L’édito du Kiosque : Allô mamans, bébés !

En France, la natalité est en baisse. Plus doucement qu’ailleurs, mais surement, la crise progresse. Le « réarmement démographique » est en marche sur des pistes rebattues, aux effets infertiles. Les solutions sont ailleurs.
©AFP

La France ne fait plus de bébés. Enfin plus assez, même si elle résiste plutôt bien à la désescalade des ressources humaines constatée un peu partout sur la planète. Hormis dans les pays les plus pauvres, où vivent ceux qui n’ont guère connu d’horizon autre que la prairie ou la misère. Notre État protecteur et visionnaire a donc décidé d’agiter les consciences dans les strates concernées, en panne d’ambitions procréatrices. D’autant, d’ailleurs, que le « désir d’enfant » resterait élevé en France, sa réalisation étant de plus en plus entravée par les « obstacles économiques, professionnels et symboliques ».  Ainsi, le « réarmement démographique » cher à Emmanuel Macron s’impose. Il est en marche, proposant de lutter contre l’infertilité, la mortalité enfantine, d’adapter les congés parentaux et d’améliorer la prise en charge et l’accueil de nos bouts de chou. Les choses devraient aller à bien, agrémentées d’une alléchante cerise sur la charlotte aux fraises, un chèque, un de plus, de 250 € mensuels, versés universellement pour les 3 premiers enfants, de 0 à 20 ans.

Œuvrer sur le fond

En principe, d’ailleurs, car l’offre se diluera dans la fusion d’aides existantes dans le cadre de maints dispositifs inhérents aux politiques sociales et familiales.
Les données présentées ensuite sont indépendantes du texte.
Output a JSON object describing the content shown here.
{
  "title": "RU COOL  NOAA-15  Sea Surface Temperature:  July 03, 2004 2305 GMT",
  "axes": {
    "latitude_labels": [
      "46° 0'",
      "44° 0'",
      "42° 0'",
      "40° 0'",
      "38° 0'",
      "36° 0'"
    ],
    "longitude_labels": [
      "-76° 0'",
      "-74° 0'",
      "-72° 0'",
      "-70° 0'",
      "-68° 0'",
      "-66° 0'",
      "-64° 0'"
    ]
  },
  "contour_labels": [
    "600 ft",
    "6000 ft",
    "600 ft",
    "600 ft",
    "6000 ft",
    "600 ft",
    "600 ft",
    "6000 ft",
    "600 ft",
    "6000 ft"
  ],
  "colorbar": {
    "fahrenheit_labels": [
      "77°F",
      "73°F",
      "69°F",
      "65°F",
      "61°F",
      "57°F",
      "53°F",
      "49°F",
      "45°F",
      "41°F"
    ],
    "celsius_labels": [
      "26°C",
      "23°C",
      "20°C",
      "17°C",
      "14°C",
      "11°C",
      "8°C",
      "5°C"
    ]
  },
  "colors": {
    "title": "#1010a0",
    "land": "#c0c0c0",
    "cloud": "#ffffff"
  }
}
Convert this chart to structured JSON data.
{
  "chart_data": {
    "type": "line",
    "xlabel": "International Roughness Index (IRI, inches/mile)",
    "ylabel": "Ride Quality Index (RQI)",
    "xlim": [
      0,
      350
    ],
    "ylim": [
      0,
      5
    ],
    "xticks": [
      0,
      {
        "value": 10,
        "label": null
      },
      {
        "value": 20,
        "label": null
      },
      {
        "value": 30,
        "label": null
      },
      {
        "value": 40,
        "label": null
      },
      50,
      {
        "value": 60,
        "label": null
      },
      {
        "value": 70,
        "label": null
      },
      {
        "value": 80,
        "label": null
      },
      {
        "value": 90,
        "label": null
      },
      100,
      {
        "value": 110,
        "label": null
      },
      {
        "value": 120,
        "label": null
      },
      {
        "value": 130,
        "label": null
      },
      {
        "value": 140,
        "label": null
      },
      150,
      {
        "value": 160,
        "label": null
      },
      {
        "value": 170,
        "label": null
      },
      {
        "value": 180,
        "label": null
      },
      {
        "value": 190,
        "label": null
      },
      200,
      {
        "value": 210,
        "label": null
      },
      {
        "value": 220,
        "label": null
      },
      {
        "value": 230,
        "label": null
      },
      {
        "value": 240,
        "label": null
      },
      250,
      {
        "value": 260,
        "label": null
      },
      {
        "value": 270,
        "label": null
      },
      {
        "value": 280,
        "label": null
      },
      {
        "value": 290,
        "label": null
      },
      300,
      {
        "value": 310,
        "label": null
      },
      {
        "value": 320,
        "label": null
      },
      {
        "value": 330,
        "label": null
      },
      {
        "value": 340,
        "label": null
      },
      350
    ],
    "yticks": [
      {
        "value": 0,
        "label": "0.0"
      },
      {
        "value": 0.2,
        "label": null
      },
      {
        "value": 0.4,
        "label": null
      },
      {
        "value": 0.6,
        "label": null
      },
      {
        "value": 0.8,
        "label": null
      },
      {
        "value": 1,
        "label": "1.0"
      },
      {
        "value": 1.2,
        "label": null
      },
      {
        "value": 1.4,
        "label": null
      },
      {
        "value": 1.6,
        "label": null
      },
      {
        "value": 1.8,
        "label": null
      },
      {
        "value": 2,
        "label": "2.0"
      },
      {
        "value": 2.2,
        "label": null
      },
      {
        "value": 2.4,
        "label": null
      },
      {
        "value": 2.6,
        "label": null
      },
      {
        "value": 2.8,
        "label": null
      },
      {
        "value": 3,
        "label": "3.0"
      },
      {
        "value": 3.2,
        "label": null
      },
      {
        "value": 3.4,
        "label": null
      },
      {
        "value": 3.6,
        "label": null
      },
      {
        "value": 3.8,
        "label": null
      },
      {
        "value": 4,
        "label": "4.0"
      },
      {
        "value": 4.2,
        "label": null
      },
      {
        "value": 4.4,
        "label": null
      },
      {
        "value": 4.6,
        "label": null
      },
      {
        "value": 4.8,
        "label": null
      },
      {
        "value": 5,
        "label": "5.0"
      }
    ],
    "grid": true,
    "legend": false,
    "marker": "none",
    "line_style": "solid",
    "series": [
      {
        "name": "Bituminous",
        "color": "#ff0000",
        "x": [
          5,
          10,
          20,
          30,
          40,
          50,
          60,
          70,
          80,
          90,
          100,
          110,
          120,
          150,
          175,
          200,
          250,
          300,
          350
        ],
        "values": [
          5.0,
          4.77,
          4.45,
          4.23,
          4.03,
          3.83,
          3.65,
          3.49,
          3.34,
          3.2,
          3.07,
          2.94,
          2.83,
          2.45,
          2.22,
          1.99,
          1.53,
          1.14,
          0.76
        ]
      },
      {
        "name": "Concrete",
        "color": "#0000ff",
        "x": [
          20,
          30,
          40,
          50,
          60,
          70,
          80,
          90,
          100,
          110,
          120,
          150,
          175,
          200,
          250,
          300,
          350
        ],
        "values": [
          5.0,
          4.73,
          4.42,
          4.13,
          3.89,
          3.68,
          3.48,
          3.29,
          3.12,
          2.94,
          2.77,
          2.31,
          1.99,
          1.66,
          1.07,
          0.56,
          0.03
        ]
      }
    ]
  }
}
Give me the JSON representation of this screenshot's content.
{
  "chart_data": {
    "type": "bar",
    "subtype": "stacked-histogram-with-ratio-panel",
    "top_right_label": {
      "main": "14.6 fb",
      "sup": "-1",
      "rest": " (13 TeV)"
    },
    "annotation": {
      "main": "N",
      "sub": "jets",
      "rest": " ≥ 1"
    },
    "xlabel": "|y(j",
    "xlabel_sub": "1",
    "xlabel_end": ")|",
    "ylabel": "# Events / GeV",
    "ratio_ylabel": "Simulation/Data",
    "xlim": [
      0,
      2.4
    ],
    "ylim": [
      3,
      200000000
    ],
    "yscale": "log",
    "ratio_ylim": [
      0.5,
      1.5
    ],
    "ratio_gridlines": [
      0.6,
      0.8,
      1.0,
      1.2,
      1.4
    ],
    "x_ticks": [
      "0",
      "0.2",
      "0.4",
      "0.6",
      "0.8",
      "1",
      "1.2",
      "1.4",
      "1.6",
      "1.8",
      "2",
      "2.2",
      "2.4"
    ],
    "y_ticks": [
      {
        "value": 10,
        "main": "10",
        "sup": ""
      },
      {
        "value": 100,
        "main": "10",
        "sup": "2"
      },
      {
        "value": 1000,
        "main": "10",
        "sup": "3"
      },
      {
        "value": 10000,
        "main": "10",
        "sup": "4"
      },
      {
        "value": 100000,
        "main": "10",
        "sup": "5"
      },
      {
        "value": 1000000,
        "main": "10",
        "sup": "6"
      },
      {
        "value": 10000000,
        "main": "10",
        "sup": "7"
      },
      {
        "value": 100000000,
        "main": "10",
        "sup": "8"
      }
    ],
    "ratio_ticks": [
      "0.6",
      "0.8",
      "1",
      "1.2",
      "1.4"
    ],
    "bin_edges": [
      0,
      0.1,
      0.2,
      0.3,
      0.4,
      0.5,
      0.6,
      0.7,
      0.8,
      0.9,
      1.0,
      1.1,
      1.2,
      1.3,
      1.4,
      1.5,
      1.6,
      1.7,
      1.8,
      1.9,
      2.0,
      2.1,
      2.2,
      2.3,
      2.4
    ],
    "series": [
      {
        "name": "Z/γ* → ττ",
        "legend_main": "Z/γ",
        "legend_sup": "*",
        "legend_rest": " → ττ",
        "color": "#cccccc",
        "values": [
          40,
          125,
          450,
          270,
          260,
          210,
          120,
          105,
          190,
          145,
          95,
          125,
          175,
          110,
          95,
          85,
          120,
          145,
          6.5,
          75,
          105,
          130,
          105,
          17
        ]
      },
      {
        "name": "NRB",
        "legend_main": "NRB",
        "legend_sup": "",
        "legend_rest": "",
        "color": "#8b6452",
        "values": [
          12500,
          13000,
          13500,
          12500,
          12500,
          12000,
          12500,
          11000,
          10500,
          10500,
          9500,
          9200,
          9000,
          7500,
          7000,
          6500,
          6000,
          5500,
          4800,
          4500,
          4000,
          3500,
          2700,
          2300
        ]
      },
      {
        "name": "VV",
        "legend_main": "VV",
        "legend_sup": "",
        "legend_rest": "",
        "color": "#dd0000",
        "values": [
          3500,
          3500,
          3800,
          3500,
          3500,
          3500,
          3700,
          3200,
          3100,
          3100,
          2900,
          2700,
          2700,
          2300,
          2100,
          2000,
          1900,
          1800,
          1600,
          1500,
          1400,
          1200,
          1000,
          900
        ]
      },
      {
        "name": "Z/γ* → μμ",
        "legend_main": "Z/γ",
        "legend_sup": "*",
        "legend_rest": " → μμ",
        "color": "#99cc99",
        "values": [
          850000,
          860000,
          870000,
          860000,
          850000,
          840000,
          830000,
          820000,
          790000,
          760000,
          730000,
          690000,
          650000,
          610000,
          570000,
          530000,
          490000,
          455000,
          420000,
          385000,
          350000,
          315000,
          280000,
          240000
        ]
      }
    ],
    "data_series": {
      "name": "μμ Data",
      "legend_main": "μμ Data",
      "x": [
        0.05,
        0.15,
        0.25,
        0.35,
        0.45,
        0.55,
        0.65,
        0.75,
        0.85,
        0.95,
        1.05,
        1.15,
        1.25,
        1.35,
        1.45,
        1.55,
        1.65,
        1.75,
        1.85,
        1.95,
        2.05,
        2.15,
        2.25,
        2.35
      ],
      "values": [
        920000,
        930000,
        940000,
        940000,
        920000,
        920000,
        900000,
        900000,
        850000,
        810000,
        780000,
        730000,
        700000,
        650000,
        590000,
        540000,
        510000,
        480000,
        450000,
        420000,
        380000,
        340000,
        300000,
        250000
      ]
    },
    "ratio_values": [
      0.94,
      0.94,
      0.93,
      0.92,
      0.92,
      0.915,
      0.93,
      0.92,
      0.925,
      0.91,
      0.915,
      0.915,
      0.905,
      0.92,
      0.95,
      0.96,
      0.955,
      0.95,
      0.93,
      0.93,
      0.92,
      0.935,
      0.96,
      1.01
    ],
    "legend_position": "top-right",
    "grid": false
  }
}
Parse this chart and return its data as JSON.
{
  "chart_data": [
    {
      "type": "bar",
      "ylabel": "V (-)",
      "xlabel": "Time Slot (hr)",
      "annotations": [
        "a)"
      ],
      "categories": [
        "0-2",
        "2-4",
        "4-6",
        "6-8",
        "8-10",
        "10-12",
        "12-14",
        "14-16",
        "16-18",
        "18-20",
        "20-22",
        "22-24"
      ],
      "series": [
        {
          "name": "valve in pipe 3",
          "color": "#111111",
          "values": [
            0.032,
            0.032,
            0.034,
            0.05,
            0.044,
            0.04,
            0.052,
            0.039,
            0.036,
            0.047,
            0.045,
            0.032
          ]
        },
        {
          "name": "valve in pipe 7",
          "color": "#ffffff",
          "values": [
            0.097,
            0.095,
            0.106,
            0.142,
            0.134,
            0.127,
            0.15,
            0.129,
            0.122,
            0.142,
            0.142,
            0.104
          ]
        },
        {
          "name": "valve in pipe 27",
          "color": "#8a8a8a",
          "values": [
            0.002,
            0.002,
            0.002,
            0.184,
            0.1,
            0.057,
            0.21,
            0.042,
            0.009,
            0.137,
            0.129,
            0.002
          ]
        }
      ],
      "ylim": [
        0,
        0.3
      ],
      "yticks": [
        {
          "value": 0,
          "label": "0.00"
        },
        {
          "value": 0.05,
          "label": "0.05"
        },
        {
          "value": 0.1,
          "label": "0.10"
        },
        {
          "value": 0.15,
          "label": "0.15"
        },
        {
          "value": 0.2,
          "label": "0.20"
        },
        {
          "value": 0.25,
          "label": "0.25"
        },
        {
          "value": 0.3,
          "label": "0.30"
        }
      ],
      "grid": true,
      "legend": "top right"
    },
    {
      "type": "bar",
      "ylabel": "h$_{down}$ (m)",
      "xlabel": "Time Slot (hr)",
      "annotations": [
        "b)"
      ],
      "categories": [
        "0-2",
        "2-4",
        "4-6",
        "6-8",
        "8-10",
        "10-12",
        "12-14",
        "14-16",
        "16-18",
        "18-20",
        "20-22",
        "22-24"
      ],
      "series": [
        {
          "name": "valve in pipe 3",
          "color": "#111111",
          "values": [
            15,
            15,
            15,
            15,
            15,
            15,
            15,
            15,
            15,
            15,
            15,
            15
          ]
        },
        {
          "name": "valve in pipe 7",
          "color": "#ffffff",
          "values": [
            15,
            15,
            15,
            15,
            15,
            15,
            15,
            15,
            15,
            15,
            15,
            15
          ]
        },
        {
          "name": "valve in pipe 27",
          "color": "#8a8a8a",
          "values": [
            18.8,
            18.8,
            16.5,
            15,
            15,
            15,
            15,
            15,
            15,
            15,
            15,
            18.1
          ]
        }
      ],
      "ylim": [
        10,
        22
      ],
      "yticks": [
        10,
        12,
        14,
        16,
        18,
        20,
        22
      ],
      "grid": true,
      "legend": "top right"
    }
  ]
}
Attendons donc de voir avant d’espérer la régénération d’un désir en bleu, blanc, rouge, en contradiction avec les nombreuses nations dont les efforts de même nature sont restés vains, infertiles. Les solutions seraient donc ailleurs, là où ne cherchent pas vraiment nos gouvernants, inféconds et déficients pour œuvrer sur le fond en affrontant, sans calculs, les racines profondes du mal qui circonscrit les ardeurs de nos jeunesses. Les programmes électoraux ne répondent plus aux impératifs d’une communauté en quête de repères, de projets et, surtout, de résultats arrimés au réel, en matière de pouvoir d’achat, de logement, de bien-être dans un environnement apaisé et harmonieux. Une société peut être moins égalitaire, mais plus juste et équitable pour toutes les personnes desservies ou contraintes de surmonter des écueils majeurs. Une société d’avenir et d’espoir, sans pénitence entrevue ou annoncée pour ses futurs enfants.